Aprender a esperar y a desesperar (III): condiciones sociales de la resiliencia
Nada nos impide impulsar un modelo educativo que, basado en el principio de la cooperación y la solidaridad, ofrezca segundas oportunidades a quienes no han tenido suerte durante los primeros años de vida o en algún tramo de la misma. Una sociedad más basada en la colaboración que en la competición.
La adquisición de un conjunto de habilidades con las que hacer frente a las adversidades y con las que resistir las situaciones estresantes forman parte de nuestro aprendizaje social, por eso resulta tan relevante el sistema en el que nos socializamos.
No todos los modelos sociales influyen de igual modo en la resiliencia; unos la favorecen y otros la dificultan. Hay modelos cooperativos y modelos competitivos; los hay que interpretan las diferencias como elementos enriquecedores de una igualdad básica y los hay que hacen de la diferencia la legitimación de la desigualdad.
La sociedad capitalista en la que nos hemos socializado ha creado una cultura que concede demasiada importancia a la competitividad. La cultura capitalista cree que la competitividad es el motor del desarrollo económico, de la historia y hasta de las relaciones humanas. Es más, la presenta como la ley natural que gobierna todos los órdenes de la vida, proyectando la imagen de una lucha por la supervivencia que se parece demasiado a los antiguos reportajes sobre naturaleza donde el pez grande siempre se come al chico y el león a la inocente gacela. La competitividad a ultranza deja poco espacio para la colaboración y las segundas oportunidades, sencillamente porque, según su lógica, las cosas no funcionan así.

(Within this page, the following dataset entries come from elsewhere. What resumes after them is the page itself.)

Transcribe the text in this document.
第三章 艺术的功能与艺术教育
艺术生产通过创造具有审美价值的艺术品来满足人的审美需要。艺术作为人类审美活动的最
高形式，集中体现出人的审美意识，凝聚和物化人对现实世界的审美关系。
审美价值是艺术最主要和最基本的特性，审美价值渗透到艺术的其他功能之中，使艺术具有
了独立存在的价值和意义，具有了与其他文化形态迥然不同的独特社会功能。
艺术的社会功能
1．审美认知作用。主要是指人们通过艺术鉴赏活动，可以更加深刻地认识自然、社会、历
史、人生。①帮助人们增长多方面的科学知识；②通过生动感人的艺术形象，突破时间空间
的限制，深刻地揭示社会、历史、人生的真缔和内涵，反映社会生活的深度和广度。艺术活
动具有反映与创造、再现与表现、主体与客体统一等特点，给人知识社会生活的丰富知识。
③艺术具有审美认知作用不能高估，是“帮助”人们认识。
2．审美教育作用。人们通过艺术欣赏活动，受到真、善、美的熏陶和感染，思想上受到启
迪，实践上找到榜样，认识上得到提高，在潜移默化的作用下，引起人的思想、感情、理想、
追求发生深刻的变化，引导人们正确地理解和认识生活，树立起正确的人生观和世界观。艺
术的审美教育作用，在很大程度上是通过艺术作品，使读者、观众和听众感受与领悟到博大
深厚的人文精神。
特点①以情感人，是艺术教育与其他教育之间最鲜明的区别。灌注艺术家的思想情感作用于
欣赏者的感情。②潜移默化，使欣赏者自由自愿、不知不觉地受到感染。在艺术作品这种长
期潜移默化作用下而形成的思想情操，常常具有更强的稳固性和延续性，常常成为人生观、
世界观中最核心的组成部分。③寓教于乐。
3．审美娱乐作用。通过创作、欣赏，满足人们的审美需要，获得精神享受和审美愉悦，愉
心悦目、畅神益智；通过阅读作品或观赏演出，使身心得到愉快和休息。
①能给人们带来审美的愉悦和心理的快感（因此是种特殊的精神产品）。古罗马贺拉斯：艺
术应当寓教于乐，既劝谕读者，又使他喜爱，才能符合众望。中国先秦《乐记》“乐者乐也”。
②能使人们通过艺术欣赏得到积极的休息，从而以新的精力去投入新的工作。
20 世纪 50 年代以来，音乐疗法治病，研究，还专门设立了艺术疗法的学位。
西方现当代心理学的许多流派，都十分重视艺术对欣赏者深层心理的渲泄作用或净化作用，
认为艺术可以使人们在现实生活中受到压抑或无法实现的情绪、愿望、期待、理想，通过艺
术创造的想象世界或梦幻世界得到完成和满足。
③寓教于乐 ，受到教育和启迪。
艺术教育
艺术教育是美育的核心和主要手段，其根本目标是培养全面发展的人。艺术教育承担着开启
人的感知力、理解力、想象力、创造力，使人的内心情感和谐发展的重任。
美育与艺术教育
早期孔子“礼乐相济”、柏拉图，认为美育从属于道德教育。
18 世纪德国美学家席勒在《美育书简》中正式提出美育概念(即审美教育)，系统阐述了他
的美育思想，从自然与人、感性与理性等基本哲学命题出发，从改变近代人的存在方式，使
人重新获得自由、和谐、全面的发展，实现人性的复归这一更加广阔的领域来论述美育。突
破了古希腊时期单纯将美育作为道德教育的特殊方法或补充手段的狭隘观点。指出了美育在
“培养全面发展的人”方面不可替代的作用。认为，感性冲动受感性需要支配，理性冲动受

Pero esa visión no deja de ser parcial, una interpretación ideológica del funcionamiento de la naturaleza y de la sociedad, ya que científicamente existen los mismos argumentos -si no más- sobre la importancia de la cooperación en la evolución biológica, psicológica, económica y social. También podríamos proyectar reportajes basados en la colaboración entre elefantes, que son unos animales muy inteligentes, en los tiburones y las rémoras o en los insectos que intervienen en la polinización de las plantas. Cada vez disponemos de más modelos científicos basados en relaciones mutualistas productivas, en interdependencias, en equilibrios ecológicos y progresos cooperativos en los campos no sólo de las ciencias sociales sino también en los de la biología, la genética, la economía, la evolución, las ciencias cognitivas, el aprendizaje, computación, etc. Hasta en el mundo de la moderna empresa se habla de cooperación, de considerar a los clientes y a los proveedores como aliados y colaboradores, y a los competidores, como actores necesarios y no como enemigos a batir, sin que por ello deje de ofrecer beneficios.
No estamos obligados a aceptar interpretaciones de la sociedad como una jungla en la que sólo sobreviven los más fuertes, como el escenario de una competición con pocos campeones y muchos fracasados, o como un laboratorio dirigido por científicos sádicos o por fuerzas oscuras. De hecho, cuando la mayoría piensa así, solo se benefician unos pocos frente a esa mayoría.
Nada nos impide impulsar un modelo educativo que, basado en el principio de la cooperación y la solidaridad, ofrezca segundas oportunidades a quienes no han tenido suerte durante los primeros años de vida o en algún tramo de la misma. Una sociedad más basada en la colaboración que en la competición, sin que por ello deje de ser eficiente y productiva.
Según Cirulnyk, otro defensor de la resiliencia y víctima también cuando niño del nazismo, todo lo que hace falta para no descartar a los vencidos es que alguien confíe en ellos incondicionalmente, valore su trabajo y los anime a buscar. Ese es el motor de la confianza que da sentido a la vida y sirve de base para la exploración. Pero no se trata sólo de autoestima y confianza en uno mismo, todo proceso de socialización o de resocialización implica adquirir confianza en los demás. El reconocimiento del otro es básico para el desarrollo comunitario pero también para una adecuada integración personal.
Quizá la cuestión va más allá de confrontaciones ideológicas, quizá el profesor Carlos Duarte tiene razón cuando afirma que estamos asistiendo a un cambio de paradigma cuyo eje se estaría desplazando desde la competición a la cooperación. La cooperación como núcleo de un paradigma emergente basado en la solidaridad y la empatía social, aspectos de los cuales nuestra sociedad -no el Estado- ha dado muestras más que suficientes a pesar de la crisis, de las restricciones económicas y los desaciertos políticos. La cooperación como una poderosa fuerza creativa capaz de inspirar nuevos modelos de desarrollo y de convivencia. Modelos en los que no sobra nadie, en todo caso, las actitudes agresivamente competitivas y excluyentes. Un modelo, en definitiva, que sea cosa de todos.